Wednesday, August 28, 2019

Good News for Aldi Fans

Last night, the Greenport Planning Board approved the plan submitted by Greenport Land Partners (TRG) for a "new retail development" at Fairview Avenue and Healy Boulevard. Aldi will be the anchor store, and a new McDonald's the centerpiece. Two more stores, whose uses are still unknown, are also part of the plan. 

After the public hearing on the proposal was closed, acting town attorney Ken Dow read the lengthy resolution, which, among another things acknowledged that the project entailed the demolition of the Farrand House, once known as "The Pines," which the State Historic Preservation Office has determined to be eligible for listing in the National Register of Historic Places.

When a roll call vote was taken, only one member of the five-member Planning Board voted against approving the project. That lone dissenter was Peter Tenerowicz, who read a statement that detailed how the project would have significant negative impacts on the neighborhood, having to do with traffic, noise, light pollution, density of use, which could not be mitigated. The other four members of the board--Sandy Kipp, Michael Grisham, Ed Stiffler, and Robert MacGiffert--voted to approve the project, each acknowledging that it was not an ideal location but justifying their action by saying the town's comprehensive plan identified the "Route 9 corridor" as the place for retail development, congratulating themselves for doing a thorough review, and thanking the applicant for being cooperative. MacGiffert concluded, "The board should be proud of the way we all worked hard to make it as good as it could be."

Meanwhile, across the street in Fairview Plaza, owned by TRG, the developer for this new project, KD Hallmark is closing, and there seem to be more empty stores there than there are occupied stores. One of those stores, of course, is a former supermarket.


  1. It's worth noting that every penny spent in those corporate stores leaves our local economy and ends up in the pocket of investors elsewhere.

  2. I could be wrong, but I believe all franchises, to qualify to continue their partnership, must upgrade their property within a short window of opportunity. The new upgraded restaurants are vastly different from before.McDonald's Restaurants Ltd. pays its employees an average of $9.35 an hour. Hourly pay at McDonald's Restaurants Ltd. ranges from an average of $7.65 to $13.58 an hour."

  3. "Eligible for listing in the National Register of Historic Places",even tho eligible will it be demolished regardless?
    " as good as it could be" - like the traffic circle by the Rip Van Winkle? Sad and disappointing.

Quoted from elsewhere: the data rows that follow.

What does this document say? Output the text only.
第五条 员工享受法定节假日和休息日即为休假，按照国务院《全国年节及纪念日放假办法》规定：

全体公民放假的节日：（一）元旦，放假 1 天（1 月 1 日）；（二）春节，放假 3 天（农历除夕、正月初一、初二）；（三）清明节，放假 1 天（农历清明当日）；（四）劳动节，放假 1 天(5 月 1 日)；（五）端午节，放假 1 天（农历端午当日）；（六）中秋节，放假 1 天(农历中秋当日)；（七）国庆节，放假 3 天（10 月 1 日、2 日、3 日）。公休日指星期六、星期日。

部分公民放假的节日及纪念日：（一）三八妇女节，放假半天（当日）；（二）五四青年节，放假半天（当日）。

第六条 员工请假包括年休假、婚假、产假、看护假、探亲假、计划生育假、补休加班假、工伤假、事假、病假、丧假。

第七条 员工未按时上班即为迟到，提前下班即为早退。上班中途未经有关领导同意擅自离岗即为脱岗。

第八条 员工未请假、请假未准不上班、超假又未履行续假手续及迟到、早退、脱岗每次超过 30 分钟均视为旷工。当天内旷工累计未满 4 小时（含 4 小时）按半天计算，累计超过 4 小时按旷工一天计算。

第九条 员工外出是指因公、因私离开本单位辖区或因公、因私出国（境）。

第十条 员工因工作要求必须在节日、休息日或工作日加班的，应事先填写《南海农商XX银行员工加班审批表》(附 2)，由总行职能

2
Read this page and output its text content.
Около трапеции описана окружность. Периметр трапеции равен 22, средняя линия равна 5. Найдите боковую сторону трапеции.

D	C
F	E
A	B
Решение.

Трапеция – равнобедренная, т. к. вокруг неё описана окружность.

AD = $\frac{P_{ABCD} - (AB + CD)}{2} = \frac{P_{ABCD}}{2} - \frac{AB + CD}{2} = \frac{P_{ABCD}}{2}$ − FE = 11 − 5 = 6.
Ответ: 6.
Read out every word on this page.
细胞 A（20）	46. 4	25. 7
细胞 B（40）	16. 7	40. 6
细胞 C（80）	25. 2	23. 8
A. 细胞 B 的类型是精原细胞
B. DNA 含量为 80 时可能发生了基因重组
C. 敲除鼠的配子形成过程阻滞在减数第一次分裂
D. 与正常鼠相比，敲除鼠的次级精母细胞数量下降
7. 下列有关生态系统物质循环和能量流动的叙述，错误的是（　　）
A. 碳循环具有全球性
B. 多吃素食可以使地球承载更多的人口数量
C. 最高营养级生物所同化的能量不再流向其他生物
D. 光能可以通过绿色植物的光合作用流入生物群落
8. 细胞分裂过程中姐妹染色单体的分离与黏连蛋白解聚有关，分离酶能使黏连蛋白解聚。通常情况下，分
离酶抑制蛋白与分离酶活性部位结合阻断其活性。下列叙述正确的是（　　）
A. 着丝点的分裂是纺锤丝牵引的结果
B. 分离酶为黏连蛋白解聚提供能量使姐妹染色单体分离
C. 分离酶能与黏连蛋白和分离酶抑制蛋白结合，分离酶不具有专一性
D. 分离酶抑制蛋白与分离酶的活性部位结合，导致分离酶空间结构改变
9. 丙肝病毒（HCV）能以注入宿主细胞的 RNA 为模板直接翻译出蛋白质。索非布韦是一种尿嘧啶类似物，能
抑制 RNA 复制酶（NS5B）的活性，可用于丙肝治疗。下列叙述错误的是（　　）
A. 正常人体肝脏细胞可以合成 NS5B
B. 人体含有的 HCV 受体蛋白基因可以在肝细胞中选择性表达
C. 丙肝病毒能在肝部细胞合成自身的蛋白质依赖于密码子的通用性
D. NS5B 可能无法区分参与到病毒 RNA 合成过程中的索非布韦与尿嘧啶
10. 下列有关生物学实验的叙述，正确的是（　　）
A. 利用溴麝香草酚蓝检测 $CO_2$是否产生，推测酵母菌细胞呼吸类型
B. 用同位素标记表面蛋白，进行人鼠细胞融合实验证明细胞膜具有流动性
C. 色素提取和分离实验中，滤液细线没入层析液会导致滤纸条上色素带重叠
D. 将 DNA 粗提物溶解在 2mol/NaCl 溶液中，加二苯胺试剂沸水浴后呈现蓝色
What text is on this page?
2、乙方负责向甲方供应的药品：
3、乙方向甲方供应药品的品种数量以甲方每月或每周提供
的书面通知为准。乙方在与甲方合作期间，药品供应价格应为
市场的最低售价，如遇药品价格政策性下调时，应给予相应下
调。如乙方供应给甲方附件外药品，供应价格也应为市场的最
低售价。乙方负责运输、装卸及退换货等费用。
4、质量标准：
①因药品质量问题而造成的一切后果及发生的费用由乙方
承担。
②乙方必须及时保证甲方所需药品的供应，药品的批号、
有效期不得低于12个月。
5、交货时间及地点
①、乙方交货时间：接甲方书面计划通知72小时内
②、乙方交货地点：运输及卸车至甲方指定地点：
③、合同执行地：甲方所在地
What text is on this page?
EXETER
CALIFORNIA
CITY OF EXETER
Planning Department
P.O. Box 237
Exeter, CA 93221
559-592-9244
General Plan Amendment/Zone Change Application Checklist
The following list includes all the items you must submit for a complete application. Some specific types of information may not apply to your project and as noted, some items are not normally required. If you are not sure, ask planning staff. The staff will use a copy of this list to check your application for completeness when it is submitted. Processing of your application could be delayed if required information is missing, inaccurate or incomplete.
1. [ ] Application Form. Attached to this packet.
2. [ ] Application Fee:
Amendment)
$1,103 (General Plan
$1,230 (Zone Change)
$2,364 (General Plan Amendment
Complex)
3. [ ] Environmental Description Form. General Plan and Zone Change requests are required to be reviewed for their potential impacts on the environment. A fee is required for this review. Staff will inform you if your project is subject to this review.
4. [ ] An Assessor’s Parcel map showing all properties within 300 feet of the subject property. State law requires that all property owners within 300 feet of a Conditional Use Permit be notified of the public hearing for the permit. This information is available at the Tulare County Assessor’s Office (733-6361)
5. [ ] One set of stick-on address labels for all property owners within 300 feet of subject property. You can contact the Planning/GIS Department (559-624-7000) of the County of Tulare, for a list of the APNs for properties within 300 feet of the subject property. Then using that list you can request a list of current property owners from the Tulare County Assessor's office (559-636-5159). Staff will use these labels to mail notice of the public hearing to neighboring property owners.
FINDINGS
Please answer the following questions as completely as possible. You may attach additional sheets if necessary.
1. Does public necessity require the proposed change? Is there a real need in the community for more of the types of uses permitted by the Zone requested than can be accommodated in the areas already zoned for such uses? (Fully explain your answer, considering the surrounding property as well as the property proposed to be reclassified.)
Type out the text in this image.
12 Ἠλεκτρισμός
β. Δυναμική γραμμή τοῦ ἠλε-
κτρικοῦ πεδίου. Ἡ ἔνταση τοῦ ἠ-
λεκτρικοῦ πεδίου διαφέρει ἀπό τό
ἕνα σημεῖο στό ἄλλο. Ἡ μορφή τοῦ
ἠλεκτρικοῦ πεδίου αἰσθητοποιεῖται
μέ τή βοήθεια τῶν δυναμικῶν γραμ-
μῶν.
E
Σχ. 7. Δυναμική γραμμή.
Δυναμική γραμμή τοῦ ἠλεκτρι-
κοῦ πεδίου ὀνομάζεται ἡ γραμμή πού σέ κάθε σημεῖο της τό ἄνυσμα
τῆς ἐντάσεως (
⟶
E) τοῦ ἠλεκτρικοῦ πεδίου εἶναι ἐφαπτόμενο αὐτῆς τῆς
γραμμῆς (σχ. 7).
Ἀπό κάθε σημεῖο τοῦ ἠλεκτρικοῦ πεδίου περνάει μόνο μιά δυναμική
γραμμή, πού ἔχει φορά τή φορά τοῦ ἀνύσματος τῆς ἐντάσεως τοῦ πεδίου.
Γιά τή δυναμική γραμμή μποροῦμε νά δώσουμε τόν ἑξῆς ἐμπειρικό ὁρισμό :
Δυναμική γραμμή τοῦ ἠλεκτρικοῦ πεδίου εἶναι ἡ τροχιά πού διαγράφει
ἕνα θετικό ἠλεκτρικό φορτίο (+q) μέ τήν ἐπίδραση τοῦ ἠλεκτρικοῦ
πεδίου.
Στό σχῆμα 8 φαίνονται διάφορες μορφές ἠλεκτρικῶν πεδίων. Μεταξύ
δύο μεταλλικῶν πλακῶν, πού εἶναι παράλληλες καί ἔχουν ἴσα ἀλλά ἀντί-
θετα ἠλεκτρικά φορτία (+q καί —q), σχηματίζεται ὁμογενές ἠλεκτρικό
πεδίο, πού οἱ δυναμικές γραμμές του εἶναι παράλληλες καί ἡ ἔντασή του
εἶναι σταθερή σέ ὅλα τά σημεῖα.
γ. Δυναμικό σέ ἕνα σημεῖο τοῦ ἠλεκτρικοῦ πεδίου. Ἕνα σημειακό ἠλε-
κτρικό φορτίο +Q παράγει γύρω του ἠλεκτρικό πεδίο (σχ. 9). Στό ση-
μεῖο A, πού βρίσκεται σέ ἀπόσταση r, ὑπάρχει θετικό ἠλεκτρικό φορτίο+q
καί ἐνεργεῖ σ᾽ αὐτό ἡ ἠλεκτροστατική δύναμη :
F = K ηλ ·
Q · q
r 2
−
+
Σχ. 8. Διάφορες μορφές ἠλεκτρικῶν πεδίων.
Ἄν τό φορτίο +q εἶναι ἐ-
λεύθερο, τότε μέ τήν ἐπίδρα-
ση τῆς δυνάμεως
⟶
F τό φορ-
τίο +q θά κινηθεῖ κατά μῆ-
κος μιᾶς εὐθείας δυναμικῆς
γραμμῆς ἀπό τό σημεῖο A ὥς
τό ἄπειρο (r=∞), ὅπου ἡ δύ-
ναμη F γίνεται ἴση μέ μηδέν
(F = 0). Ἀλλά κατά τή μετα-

  4. Mr. Tenerowicz, it seems, is the lone voice of reason on that board. They can congratulate themselves all they want, but it's a really, really bad idea. Instead of renting out already existing space, they are tearing down historic structures to make more commercial development in an already overdeveloped strip of Route 9. That is a bad corner to add more traffic to, and it's very poor planning all round. Typical of Greenport, which has created the classically undesirable urban sprawl, and continues to make it worse.

  5. This is sad and a nightmare for those poor people living next to what will become yet another giant asphalt mess, another heat sink to accelerate the warming planet. People everywhere should be planting trees and plowing up as much asphalt as possible, not creating more. This is also totally unnecessary as there is a large amount of unused commercial property right across the street. The old shoprite, family dollar, and a few other empty spots in that plaza-- But it is more money in the pockets of developers.

    Be forewarned Hudson of anyone using the word "development". Take a trip to Long Island or New Jersey to see where this leads. There should be a moratorium on any new construction until every existing empty building is put into service.

    The application of asphalt also needs to be regulated. New asphalt lots should not be permitted without environmental review and simultaneous planting of enough trees to offset the heat sinking impact of the tar. Existing asphalt lots should be redesigned to allow for islands and rows of trees to mitigate the heat absorption.

  6. The closing of stores in Fairview Plaza gives lie to the claim of "Route 9 corridor" as the place for retail development. Question: did Greenport get Performance Bonds from the owners of these abandoned buildings to prevent them from becoming eyesores?

  7. Aldi's plaza will be empty then too, adding to the dereliction on Fairview. Really bad planning, but then Greenport.... Indeed that intersection will be one big mess. Goodbye "The Pines". Historic eligibility is not enough. Sad

  8. Really good comments. There are so very many vacant store fronts at every imaginable portion of this nondescript, poorly planned (if any) retail commercial district. It's simply a mess. It looks depressing which doesn't do anything to encourage shoppers. A fairly newer CVS is closed! Those large vacant messes could be reimagined if Greenport had any sense at all. Instead of a new Aldi center and a tear down of the historic house, their focus should be conversion development. ShopRite occupies prime real estate (and way too much treeless asphalt!). The group of stores across the street are all vacant too. Just that area alone could hold so much promise in revitalization with vision. Greenport history is one defined of no vision. This weak spot is what the board needs to address before any developments are in the works. Well designed much needed housing could be created. Even spaces for creative workshops and retail. Vision. I hope someone's listening.